Re: [PATCH v2 2/4] mm: add file_fdatawait_range and file_write_and_wait

From: Steven Whitehouse
Date: Mon Jul 31 2017 - 08:05:43 EST


Hi,


On 31/07/17 12:44, Jeff Layton wrote:
On Mon, 2017-07-31 at 12:32 +0100, Steven Whitehouse wrote:
Hi,


On 31/07/17 12:27, Jeff Layton wrote:
On Thu, 2017-07-27 at 08:48 -0400, Jeff Layton wrote:
On Thu, 2017-07-27 at 10:49 +0200, Jan Kara wrote:
On Wed 26-07-17 13:55:36, Jeff Layton wrote:
+int file_write_and_wait(struct file *file)
+{
+ int err = 0, err2;
+ struct address_space *mapping = file->f_mapping;
+
+ if ((!dax_mapping(mapping) && mapping->nrpages) ||
+ (dax_mapping(mapping) && mapping->nrexceptional)) {
+ err = filemap_fdatawrite(mapping);
+ /* See comment of filemap_write_and_wait() */
+ if (err != -EIO) {
+ loff_t i_size = i_size_read(mapping->host);
+
+ if (i_size != 0)
+ __filemap_fdatawait_range(mapping, 0,
+ i_size - 1);
+ }
+ }
Err, what's the i_size check doing here?

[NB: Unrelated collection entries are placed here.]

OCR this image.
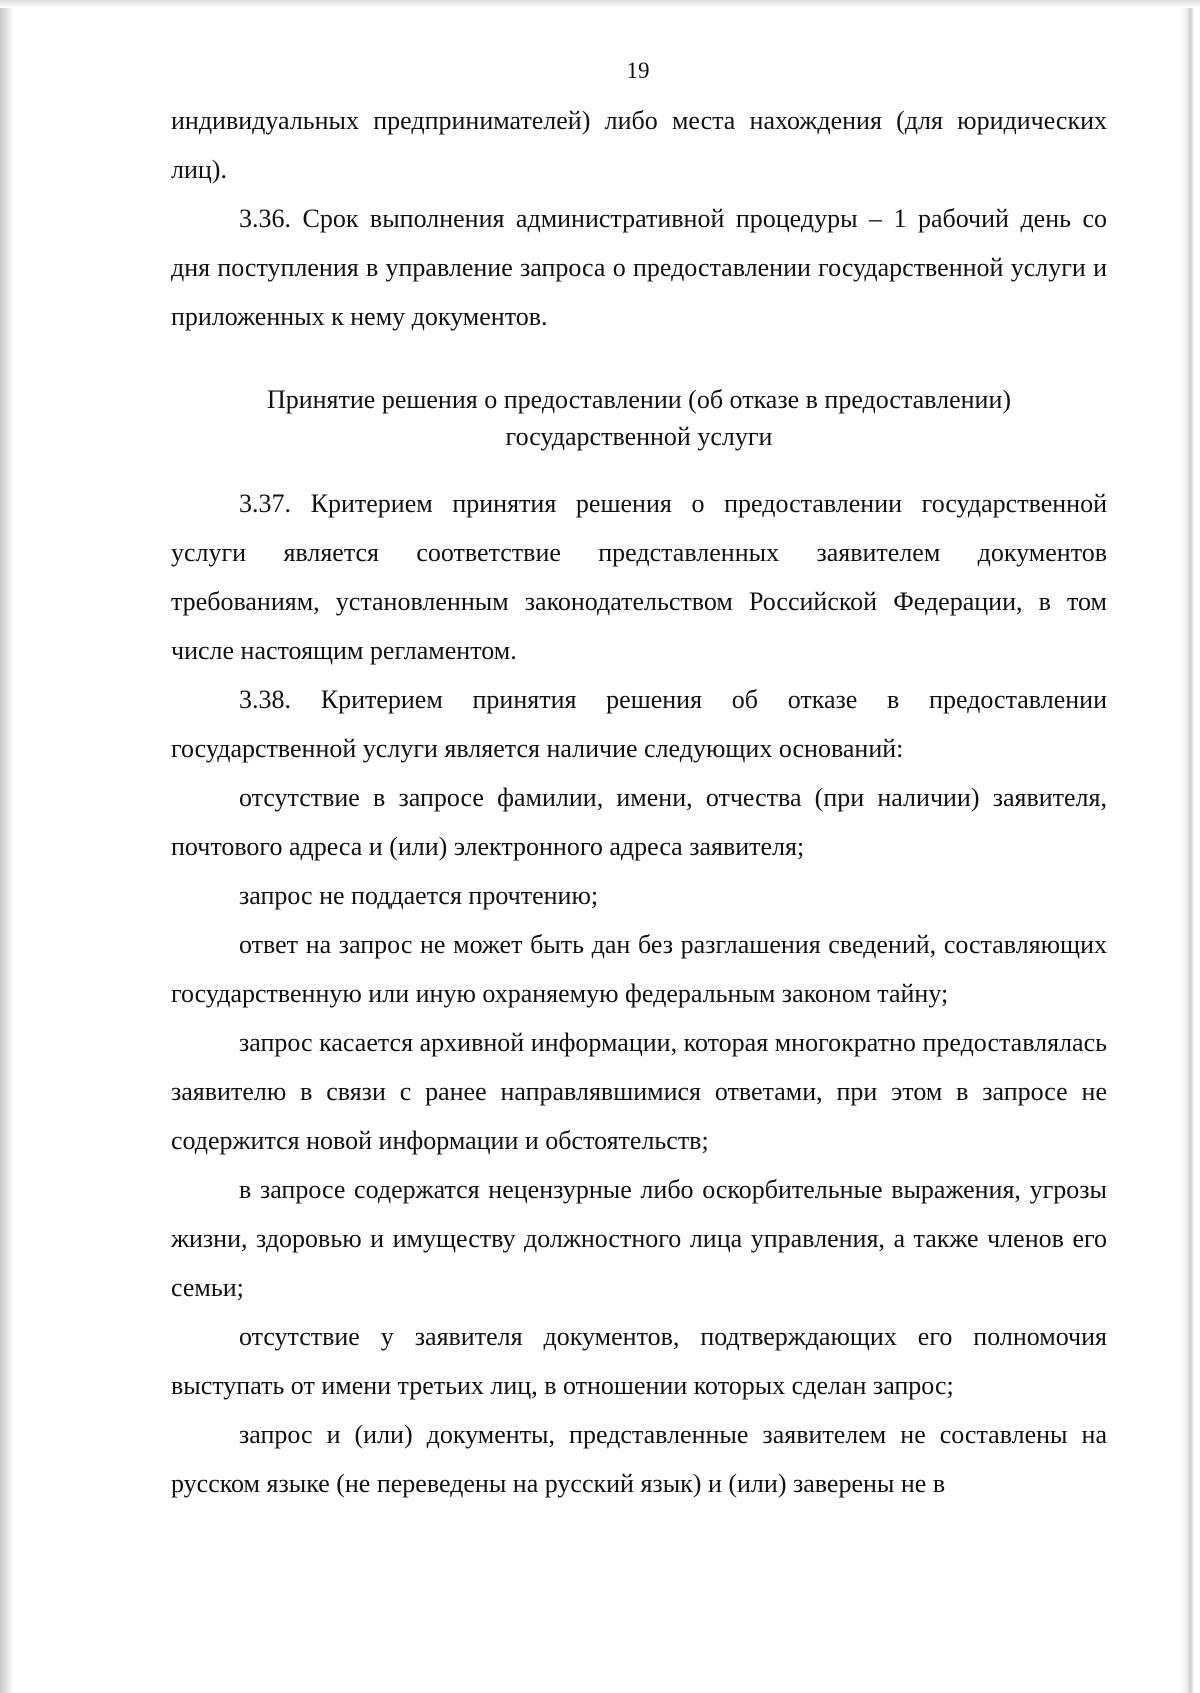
19

индивидуальных предпринимателей) либо места нахождения (для юридических лиц).

3.36. Срок выполнения административной процедуры – 1 рабочий день со дня поступления в управление запроса о предоставлении государственной услуги и приложенных к нему документов.

Принятие решения о предоставлении (об отказе в предоставлении)
государственной услуги

3.37. Критерием принятия решения о предоставлении государственной услуги является соответствие представленных заявителем документов требованиям, установленным законодательством Российской Федерации, в том числе настоящим регламентом.

3.38. Критерием принятия решения об отказе в предоставлении государственной услуги является наличие следующих оснований:

отсутствие в запросе фамилии, имени, отчества (при наличии) заявителя, почтового адреса и (или) электронного адреса заявителя;

запрос не поддается прочтению;

ответ на запрос не может быть дан без разглашения сведений, составляющих государственную или иную охраняемую федеральным законом тайну;

запрос касается архивной информации, которая многократно предоставлялась заявителю в связи с ранее направлявшимися ответами, при этом в запросе не содержится новой информации и обстоятельств;

в запросе содержатся нецензурные либо оскорбительные выражения, угрозы жизни, здоровью и имуществу должностного лица управления, а также членов его семьи;

отсутствие у заявителя документов, подтверждающих его полномочия выступать от имени третьих лиц, в отношении которых сделан запрос;

запрос и (или) документы, представленные заявителем не составлены на русском языке (не переведены на русский язык) и (или) заверены не в
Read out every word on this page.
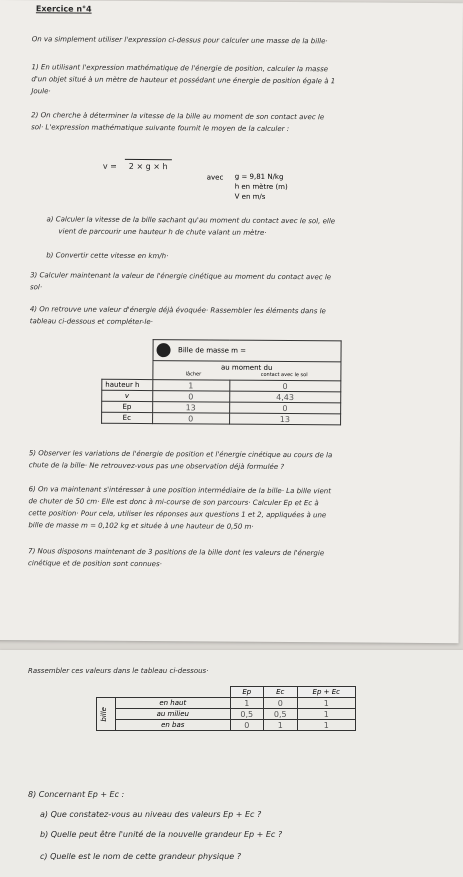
Exercice n°4
On va simplement utiliser l'expression ci-dessus pour calculer une masse de la bille·
1) En utilisant l'expression mathématique de l'énergie de position, calculer la masse
d'un objet situé à un mètre de hauteur et possédant une énergie de position égale à 1
Joule·
2) On cherche à déterminer la vitesse de la bille au moment de son contact avec le
sol· L'expression mathématique suivante fournit le moyen de la calculer :
v = 2 × g × h
avec g = 9,81 N/kg
h en mètre (m)
V en m/s
a) Calculer la vitesse de la bille sachant qu'au moment du contact avec le sol, elle
vient de parcourir une hauteur h de chute valant un mètre·
b) Convertir cette vitesse en km/h·
3) Calculer maintenant la valeur de l'énergie cinétique au moment du contact avec le
sol·
4) On retrouve une valeur d'énergie déjà évoquée· Rassembler les éléments dans le
tableau ci-dessous et compléter-le·
	Bille de masse m =	

	au moment du
lâcher contact avec le sol	

hauteur h	1	0
v	0	4,43
Ep	13	0
Ec	0	13
5) Observer les variations de l'énergie de position et l'énergie cinétique au cours de la
chute de la bille· Ne retrouvez-vous pas une observation déjà formulée ?
6) On va maintenant s'intéresser à une position intermédiaire de la bille· La bille vient
de chuter de 50 cm· Elle est donc à mi-course de son parcours· Calculer Ep et Ec à
cette position· Pour cela, utiliser les réponses aux questions 1 et 2, appliquées à une
bille de masse m = 0,102 kg et située à une hauteur de 0,50 m·
7) Nous disposons maintenant de 3 positions de la bille dont les valeurs de l'énergie
cinétique et de position sont connues·
Rassembler ces valeurs dans le tableau ci-dessous·
		Ep	Ec	Ep + Ec

bille	en haut	1	0	1
	au milieu	0,5	0,5	1
	en bas	0	1	1
8) Concernant Ep + Ec :
a) Que constatez-vous au niveau des valeurs Ep + Ec ?
b) Quelle peut être l'unité de la nouvelle grandeur Ep + Ec ?
c) Quelle est le nom de cette grandeur physique ?
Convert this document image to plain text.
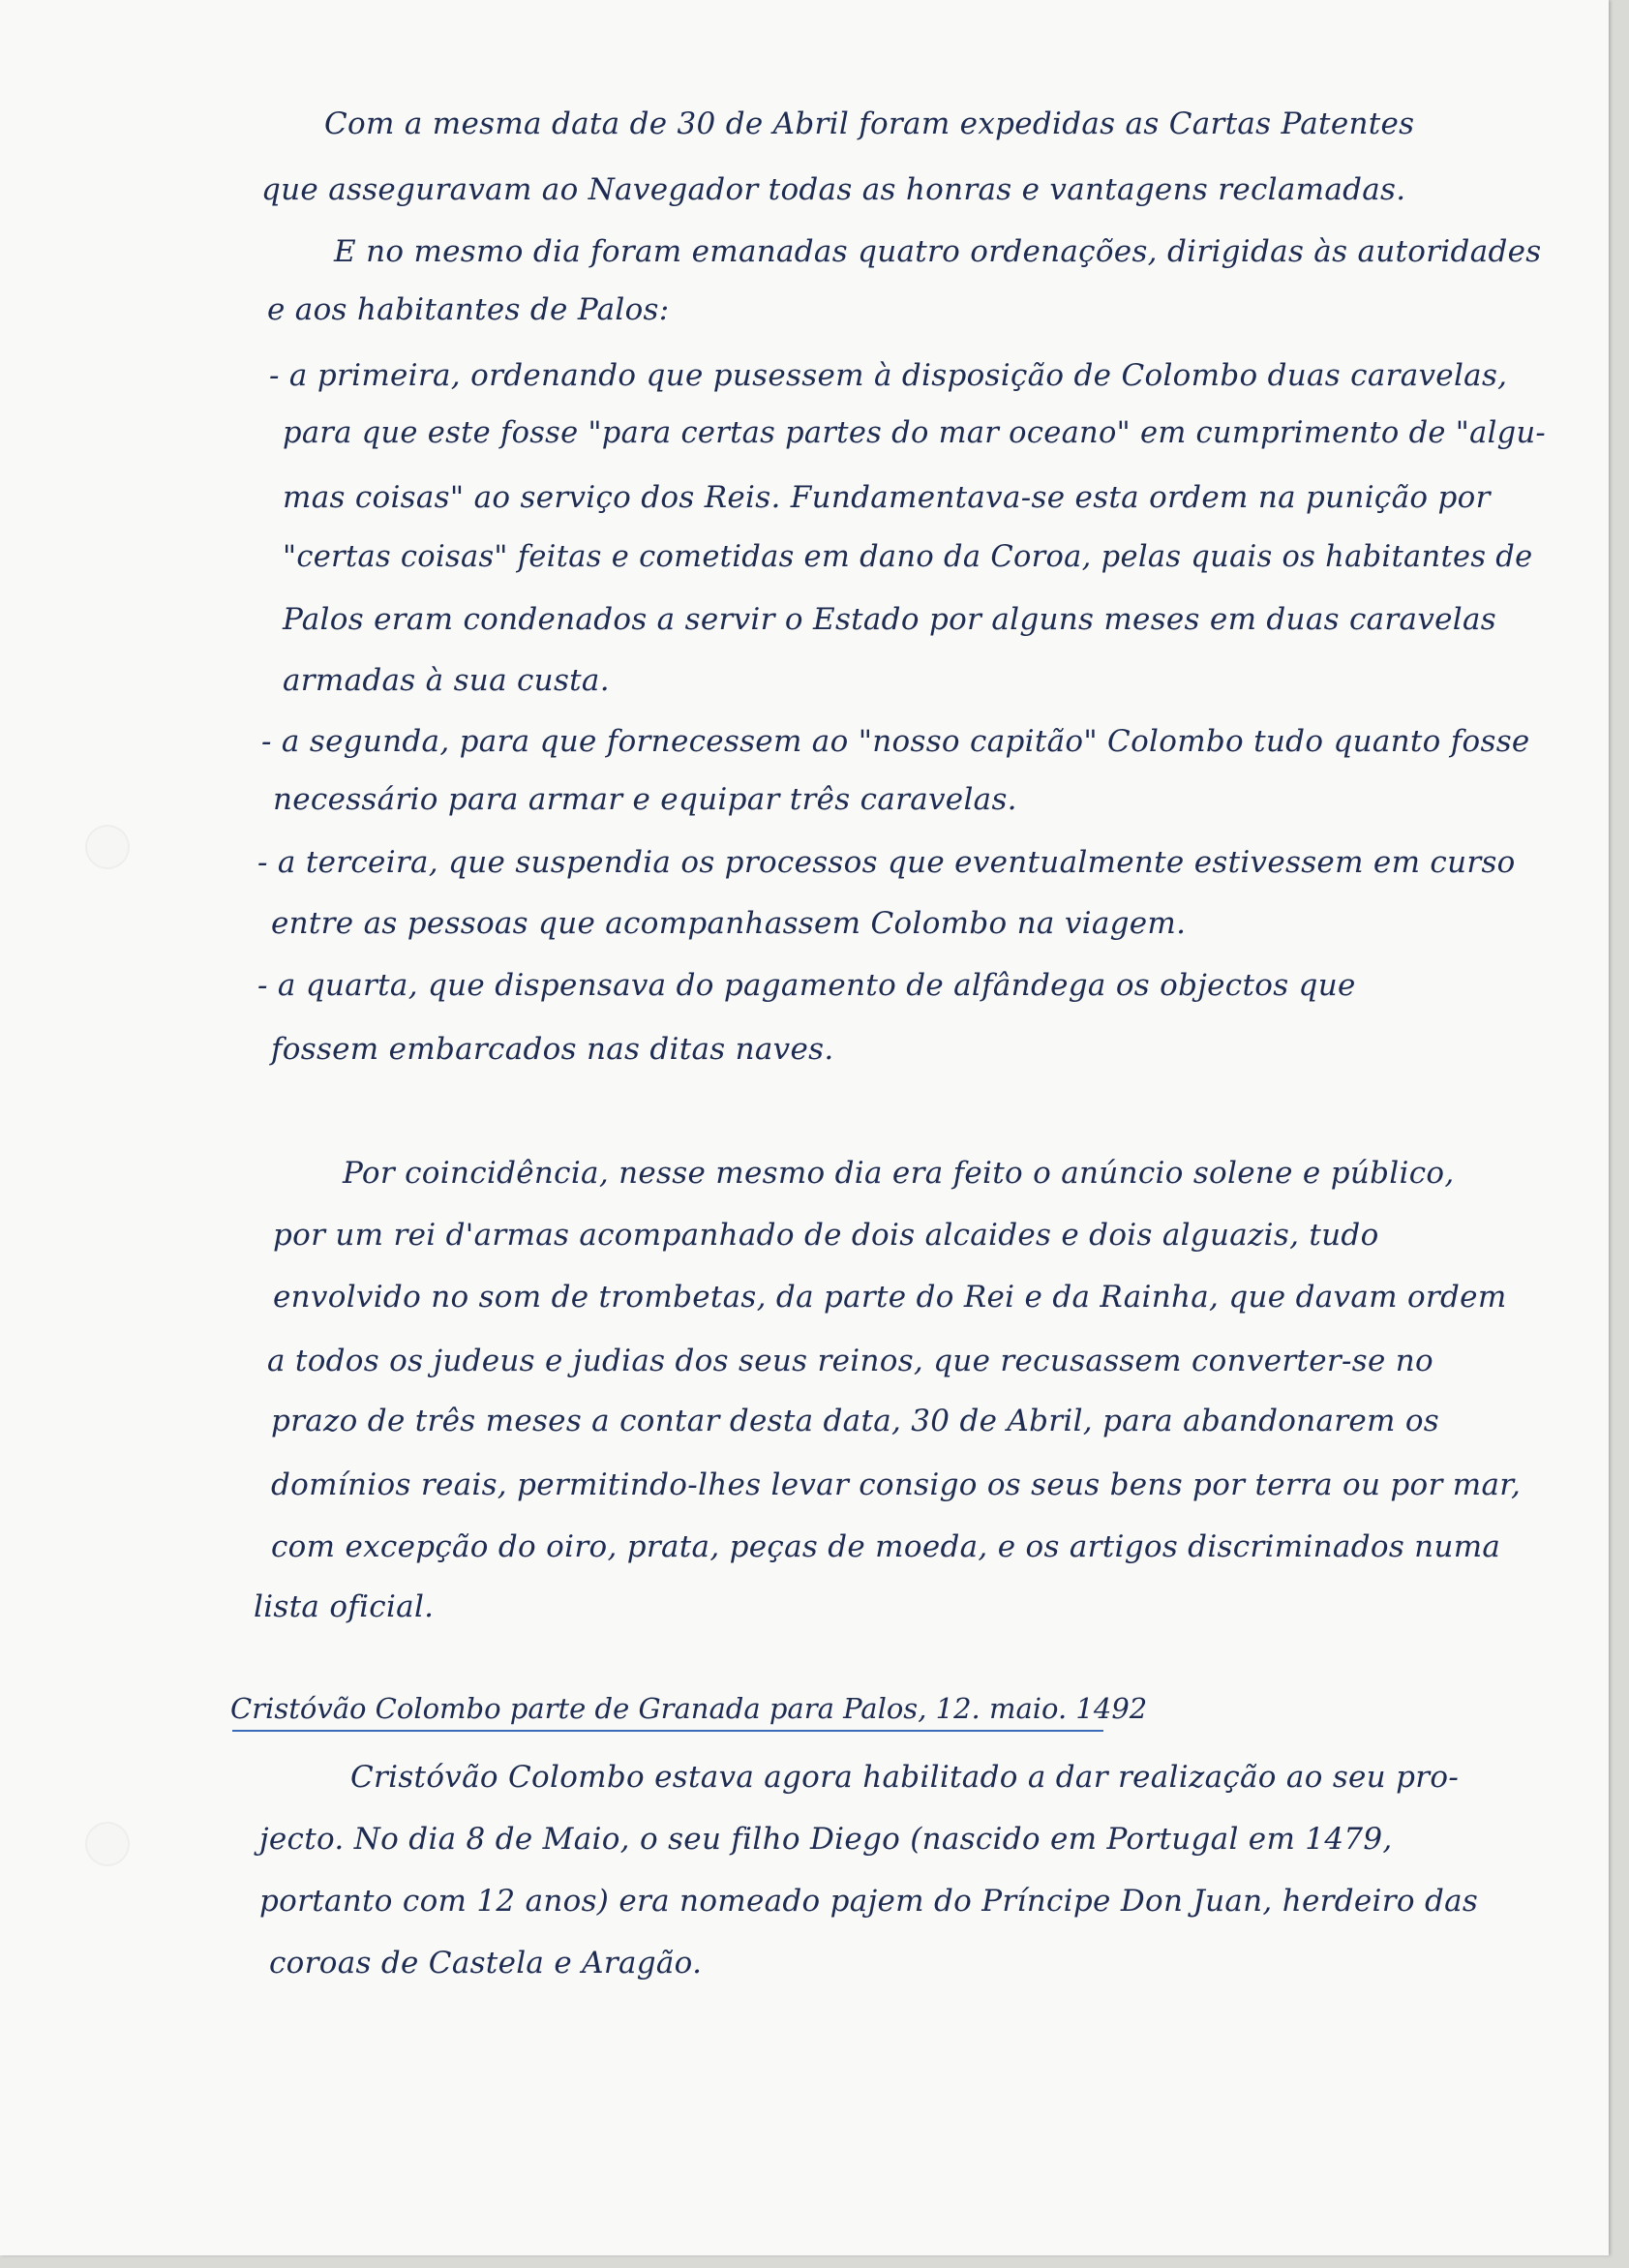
Com a mesma data de 30 de Abril foram expedidas as Cartas Patentes
que asseguravam ao Navegador todas as honras e vantagens reclamadas.
E no mesmo dia foram emanadas quatro ordenações, dirigidas às autoridades
e aos habitantes de Palos:
- a primeira, ordenando que pusessem à disposição de Colombo duas caravelas,
para que este fosse "para certas partes do mar oceano" em cumprimento de "algu-
mas coisas" ao serviço dos Reis. Fundamentava-se esta ordem na punição por
"certas coisas" feitas e cometidas em dano da Coroa, pelas quais os habitantes de
Palos eram condenados a servir o Estado por alguns meses em duas caravelas
armadas à sua custa.
- a segunda, para que fornecessem ao "nosso capitão" Colombo tudo quanto fosse
necessário para armar e equipar três caravelas.
- a terceira, que suspendia os processos que eventualmente estivessem em curso
entre as pessoas que acompanhassem Colombo na viagem.
- a quarta, que dispensava do pagamento de alfândega os objectos que
fossem embarcados nas ditas naves.
Por coincidência, nesse mesmo dia era feito o anúncio solene e público,
por um rei d'armas acompanhado de dois alcaides e dois alguazis, tudo
envolvido no som de trombetas, da parte do Rei e da Rainha, que davam ordem
a todos os judeus e judias dos seus reinos, que recusassem converter-se no
prazo de três meses a contar desta data, 30 de Abril, para abandonarem os
domínios reais, permitindo-lhes levar consigo os seus bens por terra ou por mar,
com excepção do oiro, prata, peças de moeda, e os artigos discriminados numa
lista oficial.
Cristóvão Colombo parte de Granada para Palos, 12. maio. 1492
Cristóvão Colombo estava agora habilitado a dar realização ao seu pro-
jecto. No dia 8 de Maio, o seu filho Diego (nascido em Portugal em 1479,
portanto com 12 anos) era nomeado pajem do Príncipe Don Juan, herdeiro das
coroas de Castela e Aragão.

I'd just pass ~0 as the end of the
range and ignore i_size. It is much easier than trying to wrap your head
around possible races with file operations modifying i_size.

Honza
I'm basically emulating _exactly_ what filemap_write_and_wait does here,
as I'm leery of making subtle behavior changes in the actual writeback
behavior. For example:

-----------------8<----------------
static inline int __filemap_fdatawrite(struct address_space *mapping,
int sync_mode)
{
return __filemap_fdatawrite_range(mapping, 0, LLONG_MAX, sync_mode);
}

int filemap_fdatawrite(struct address_space *mapping)
{
return __filemap_fdatawrite(mapping, WB_SYNC_ALL);
}
EXPORT_SYMBOL(filemap_fdatawrite);
-----------------8<----------------

...which then sets up the wbc with the right ranges and sync mode and
kicks off writepages. But then, it does the i_size_read to figure out
what range it should wait on (with the shortcut for the size == 0 case).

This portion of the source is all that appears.